In the 1980s I published an antidote to the Marx Manifesto. A similarly slim volume, it was entitled “The Popular Capitalist Manifesto”.
I accepted Marx’s tenth proposal, free education for all children. I stood most of the other Marxist proposals on their head to recommend policies which could promote the freedom and prosperity Marxism repressed.
In place of the abolition of private property I proposed Everyone an owner, everyone a shareholder – wider ownership.
In place of a heavy progressive Income Tax I proposed lower tax rates for all earners.
In place of preventing inheritance I proposed a multigenerational society where property can be passed relatively easily from one generation to the next.
In place of centralising credit in the hands of the state I proposed the ending of exchange controls, the conduct of a prudent monetary policy, competitive private sector banks and the reduction of state borrowing and debts.
In place of more nationalisation and state control I proposed more competitive private enterprise
In place of enforced movement of labour and state control of production I favoured freer markets, freedom to work and to invest as you chose.
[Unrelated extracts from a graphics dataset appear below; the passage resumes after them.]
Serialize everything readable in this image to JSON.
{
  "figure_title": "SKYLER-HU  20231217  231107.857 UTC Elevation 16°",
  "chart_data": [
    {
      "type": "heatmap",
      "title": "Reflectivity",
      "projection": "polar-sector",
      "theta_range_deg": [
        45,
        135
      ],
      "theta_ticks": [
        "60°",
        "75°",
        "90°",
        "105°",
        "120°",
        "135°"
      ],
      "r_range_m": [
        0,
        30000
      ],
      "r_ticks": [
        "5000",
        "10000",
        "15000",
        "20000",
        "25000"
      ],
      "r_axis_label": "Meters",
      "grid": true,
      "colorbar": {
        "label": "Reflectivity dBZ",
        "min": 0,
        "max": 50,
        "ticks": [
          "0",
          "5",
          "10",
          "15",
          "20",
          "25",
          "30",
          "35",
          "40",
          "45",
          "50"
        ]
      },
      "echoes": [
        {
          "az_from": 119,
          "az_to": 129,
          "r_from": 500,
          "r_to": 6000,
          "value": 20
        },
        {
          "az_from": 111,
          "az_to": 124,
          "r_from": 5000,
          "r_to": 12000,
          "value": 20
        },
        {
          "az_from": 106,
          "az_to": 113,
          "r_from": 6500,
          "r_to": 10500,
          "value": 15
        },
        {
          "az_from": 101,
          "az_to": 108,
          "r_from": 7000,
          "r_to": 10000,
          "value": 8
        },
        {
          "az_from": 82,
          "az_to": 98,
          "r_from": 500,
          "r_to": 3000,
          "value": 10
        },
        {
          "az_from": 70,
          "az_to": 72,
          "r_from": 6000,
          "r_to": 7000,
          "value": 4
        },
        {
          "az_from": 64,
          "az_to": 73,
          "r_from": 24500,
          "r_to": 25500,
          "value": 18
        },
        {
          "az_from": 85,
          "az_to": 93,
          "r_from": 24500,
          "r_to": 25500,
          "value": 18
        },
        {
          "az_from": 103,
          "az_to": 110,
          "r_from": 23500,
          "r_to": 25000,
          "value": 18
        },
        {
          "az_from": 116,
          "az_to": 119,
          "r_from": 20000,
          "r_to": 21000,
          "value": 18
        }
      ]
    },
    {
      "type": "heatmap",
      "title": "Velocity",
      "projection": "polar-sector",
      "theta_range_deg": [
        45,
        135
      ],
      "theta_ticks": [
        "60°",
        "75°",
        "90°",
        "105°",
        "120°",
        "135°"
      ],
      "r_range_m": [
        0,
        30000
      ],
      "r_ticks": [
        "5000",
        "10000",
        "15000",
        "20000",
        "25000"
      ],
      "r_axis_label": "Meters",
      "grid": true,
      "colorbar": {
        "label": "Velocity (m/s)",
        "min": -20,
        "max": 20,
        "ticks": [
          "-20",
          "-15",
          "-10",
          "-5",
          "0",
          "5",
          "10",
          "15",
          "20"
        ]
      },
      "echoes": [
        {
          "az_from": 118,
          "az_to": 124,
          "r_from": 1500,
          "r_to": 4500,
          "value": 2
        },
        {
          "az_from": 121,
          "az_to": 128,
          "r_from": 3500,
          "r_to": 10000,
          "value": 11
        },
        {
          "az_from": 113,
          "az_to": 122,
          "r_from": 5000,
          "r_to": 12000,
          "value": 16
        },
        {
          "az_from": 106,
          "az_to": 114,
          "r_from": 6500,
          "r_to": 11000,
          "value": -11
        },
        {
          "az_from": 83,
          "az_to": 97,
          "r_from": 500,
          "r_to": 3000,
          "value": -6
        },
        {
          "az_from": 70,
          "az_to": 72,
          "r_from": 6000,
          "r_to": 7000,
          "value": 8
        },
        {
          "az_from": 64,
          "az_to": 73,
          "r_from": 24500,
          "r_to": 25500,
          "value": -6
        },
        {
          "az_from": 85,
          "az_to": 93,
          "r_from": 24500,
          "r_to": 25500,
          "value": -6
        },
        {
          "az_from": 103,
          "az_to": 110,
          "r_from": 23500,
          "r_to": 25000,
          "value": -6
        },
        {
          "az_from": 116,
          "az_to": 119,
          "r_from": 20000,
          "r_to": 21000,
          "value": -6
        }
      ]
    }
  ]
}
In place of industrial armies I proposed a sensible welfare system allied to freedom to chose your employment
In place of nationalising the commanding heights I favoured more private sector involvement in the economy.
In place of the state forcing town and country together, I proposed roles for the state in maintaining law and order and defending the state from threats.
My slim volume was of interest to the eastern European states emerging from the long winter of communist tyranny. I went to several of the newly freed countries to talk to them about the transition to a freedom loving democracy backed by a free enterprise economy.